Anyone who’s seen The Wicker Man – or even last year’s Midsommar – will have a sense of where this is all leading, but Barrett and Kelly refuse to acknowledge they’re working in a well-established genre … and that’s sort of the problem with The Third Day: it’s all about dropping the audience into a richly realized world, but it doesn’t have a plan for what to do if the audience recognizes said world and figures out the answers to its not terribly complex mysteries in advance of the protagonists.
The show just trudges alongside the leads as they flail his way through each new weird encounter; Law and Harris are audience surrogates, stumbling into this exchange or that confrontation, trying to understand what’s happening around them as things get darker and darker. This is not just literally but textually accurate: everyone keeps muttering about “the darkness” in low tones. (I’ve watched five episodes of The Third Day and still don’t know what that means.)
Even as Barrett and Kelly condescend to their material, using artful cinematography and an atonal score to indicate the ways in which they’re elevating the grindhouse narrative, the actors do their best: Law throws himself into the raw panic of a man whose world is spinning out of his grasp, while Paddy Considine and Emily Watson have a lot of fun as an enigmatic couple who run Osea’s pub and Katherine Waterston offers an interesting distraction as an American historian who turns up to interpret the island’s voluminous backstory.
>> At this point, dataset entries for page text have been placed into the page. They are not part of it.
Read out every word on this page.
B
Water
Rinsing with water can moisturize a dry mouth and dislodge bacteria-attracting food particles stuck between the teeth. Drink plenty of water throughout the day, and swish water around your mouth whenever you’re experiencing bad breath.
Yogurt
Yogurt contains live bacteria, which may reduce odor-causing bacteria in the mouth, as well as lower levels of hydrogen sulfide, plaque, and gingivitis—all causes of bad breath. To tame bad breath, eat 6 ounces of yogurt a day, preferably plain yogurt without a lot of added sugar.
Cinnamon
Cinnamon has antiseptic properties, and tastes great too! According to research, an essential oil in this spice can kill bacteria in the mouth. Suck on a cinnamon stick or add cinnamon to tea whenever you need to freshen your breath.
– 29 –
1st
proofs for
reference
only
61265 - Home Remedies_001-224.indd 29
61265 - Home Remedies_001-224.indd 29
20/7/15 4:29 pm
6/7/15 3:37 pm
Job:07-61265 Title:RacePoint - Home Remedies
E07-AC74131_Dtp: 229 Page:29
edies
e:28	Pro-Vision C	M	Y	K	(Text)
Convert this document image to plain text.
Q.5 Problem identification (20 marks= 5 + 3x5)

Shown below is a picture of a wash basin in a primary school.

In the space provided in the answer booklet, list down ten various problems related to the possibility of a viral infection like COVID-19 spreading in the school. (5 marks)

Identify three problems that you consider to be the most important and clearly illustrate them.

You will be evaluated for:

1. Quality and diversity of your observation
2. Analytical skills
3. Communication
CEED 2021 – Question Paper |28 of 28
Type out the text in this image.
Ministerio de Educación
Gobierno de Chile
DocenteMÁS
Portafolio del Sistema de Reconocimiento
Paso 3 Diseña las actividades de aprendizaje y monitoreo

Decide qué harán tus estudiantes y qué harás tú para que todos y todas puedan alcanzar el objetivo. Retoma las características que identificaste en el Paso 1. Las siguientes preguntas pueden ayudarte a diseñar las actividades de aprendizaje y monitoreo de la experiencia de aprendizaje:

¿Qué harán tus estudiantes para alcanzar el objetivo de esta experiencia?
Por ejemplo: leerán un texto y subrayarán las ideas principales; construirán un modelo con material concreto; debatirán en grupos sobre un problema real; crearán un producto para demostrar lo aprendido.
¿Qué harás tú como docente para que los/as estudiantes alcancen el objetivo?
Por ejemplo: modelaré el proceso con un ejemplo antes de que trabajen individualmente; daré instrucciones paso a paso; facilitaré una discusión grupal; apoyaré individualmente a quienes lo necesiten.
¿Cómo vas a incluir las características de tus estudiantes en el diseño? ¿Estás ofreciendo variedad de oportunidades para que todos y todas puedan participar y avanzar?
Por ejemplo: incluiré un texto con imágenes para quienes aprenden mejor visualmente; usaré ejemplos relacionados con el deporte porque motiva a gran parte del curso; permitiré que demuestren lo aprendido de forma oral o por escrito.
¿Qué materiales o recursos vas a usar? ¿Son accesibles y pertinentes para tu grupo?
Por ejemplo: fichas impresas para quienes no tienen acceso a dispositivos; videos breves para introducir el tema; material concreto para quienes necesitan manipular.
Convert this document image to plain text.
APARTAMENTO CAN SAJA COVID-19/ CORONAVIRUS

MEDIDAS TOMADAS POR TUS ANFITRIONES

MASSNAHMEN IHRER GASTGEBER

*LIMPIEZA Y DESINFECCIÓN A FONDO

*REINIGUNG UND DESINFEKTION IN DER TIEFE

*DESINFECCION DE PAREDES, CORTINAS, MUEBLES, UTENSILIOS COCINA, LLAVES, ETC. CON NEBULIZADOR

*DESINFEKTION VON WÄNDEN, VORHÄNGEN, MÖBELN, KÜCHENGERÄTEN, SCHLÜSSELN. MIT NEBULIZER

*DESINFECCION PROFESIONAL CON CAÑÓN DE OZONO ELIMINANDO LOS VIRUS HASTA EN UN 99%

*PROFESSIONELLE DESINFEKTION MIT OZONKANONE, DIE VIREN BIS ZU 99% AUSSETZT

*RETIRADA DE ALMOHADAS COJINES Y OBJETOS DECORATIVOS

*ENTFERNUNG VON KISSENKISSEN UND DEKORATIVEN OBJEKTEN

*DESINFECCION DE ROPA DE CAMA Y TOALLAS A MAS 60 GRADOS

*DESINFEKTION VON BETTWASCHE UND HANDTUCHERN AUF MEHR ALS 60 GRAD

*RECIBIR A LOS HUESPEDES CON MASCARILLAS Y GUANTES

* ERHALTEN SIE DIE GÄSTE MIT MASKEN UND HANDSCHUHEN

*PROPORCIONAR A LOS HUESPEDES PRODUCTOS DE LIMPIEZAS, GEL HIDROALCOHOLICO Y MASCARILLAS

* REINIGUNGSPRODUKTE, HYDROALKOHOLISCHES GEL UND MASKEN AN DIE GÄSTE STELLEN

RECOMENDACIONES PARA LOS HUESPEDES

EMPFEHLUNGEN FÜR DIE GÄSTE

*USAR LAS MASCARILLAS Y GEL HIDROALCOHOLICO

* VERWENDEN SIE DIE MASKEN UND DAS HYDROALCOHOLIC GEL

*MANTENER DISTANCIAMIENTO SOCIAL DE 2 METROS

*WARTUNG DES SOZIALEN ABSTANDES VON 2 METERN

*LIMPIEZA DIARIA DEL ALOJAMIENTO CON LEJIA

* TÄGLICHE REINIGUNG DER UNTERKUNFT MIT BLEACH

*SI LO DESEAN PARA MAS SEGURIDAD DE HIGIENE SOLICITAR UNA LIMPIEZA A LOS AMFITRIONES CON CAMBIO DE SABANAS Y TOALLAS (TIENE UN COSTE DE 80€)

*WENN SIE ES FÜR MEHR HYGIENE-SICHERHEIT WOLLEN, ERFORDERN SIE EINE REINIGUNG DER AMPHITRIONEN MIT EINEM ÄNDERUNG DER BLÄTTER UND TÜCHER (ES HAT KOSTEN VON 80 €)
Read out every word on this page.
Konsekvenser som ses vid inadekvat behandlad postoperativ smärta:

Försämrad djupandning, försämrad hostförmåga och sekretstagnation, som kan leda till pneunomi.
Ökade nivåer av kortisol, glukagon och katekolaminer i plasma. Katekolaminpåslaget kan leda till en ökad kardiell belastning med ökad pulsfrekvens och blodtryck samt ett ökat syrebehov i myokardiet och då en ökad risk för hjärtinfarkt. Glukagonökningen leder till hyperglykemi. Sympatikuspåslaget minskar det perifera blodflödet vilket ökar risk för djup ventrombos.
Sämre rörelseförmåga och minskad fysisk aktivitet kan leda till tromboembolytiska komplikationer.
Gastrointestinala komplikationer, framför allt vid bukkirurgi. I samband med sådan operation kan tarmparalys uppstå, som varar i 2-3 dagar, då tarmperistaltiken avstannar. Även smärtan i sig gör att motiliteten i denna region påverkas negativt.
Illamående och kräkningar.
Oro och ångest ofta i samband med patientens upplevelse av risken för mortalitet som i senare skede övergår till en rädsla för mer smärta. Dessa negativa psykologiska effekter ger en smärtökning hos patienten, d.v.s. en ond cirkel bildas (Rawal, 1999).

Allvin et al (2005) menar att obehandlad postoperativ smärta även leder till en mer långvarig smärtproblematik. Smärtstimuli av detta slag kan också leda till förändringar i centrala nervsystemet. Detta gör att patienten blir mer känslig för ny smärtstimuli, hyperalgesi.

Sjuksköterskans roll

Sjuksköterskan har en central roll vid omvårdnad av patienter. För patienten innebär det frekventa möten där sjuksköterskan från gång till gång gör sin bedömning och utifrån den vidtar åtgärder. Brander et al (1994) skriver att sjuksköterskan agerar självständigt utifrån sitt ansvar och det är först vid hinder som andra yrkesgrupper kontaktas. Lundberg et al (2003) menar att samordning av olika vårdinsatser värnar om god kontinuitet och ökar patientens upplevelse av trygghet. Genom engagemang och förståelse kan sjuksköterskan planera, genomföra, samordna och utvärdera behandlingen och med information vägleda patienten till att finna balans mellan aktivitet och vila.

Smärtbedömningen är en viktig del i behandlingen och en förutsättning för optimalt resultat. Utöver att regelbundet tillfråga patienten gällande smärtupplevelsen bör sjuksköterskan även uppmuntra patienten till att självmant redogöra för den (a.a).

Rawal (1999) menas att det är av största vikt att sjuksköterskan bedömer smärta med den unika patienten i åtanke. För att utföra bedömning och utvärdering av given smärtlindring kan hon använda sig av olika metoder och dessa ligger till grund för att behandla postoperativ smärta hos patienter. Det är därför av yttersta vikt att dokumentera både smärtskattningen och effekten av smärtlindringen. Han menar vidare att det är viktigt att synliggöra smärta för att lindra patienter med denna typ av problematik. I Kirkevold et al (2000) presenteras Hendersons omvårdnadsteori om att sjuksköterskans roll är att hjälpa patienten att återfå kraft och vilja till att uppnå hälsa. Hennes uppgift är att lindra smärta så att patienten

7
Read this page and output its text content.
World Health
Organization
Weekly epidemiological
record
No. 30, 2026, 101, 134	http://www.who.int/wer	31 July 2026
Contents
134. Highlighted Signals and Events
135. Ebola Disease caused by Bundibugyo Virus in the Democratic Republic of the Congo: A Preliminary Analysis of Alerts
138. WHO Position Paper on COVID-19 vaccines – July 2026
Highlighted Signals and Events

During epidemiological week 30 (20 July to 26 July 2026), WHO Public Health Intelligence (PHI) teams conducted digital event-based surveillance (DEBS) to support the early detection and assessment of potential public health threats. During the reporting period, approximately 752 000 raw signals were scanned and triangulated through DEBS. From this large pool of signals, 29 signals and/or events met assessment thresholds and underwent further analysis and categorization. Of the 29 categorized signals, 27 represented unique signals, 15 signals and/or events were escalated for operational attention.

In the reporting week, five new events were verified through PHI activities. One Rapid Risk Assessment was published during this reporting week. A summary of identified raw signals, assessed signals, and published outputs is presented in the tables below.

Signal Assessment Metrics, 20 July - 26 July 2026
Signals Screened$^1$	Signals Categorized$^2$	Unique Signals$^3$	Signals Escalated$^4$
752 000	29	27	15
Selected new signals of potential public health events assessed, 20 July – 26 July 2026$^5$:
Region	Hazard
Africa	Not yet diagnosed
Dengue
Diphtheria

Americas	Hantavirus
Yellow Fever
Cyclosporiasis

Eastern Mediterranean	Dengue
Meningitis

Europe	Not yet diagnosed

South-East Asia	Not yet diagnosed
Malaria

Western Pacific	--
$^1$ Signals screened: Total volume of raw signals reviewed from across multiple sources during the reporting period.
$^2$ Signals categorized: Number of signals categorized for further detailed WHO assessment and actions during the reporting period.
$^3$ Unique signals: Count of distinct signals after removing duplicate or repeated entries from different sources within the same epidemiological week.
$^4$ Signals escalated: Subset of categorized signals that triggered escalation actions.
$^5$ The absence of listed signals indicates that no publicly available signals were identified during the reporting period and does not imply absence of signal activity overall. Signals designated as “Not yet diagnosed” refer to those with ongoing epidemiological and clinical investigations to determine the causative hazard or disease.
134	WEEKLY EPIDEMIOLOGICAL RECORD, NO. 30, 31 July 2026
A number of these people will reappear in Harris’s section, and the change in perspective – combined with things we’ve already seen – informs the cast’s performances in an intriguing way. (Even if, again, the whole thing is total bollocks.)
And yet I enjoyed watching The Third Day even as I grew less and less invested in what was happening in it; it’s a puzzle box where the box is so beautifully constructed that you just wind up marvelling at the work that went into it. And really, who cares what’s inside? It’s probably just a mint or something.
Anyway, it’ll be really fun to watch late at night.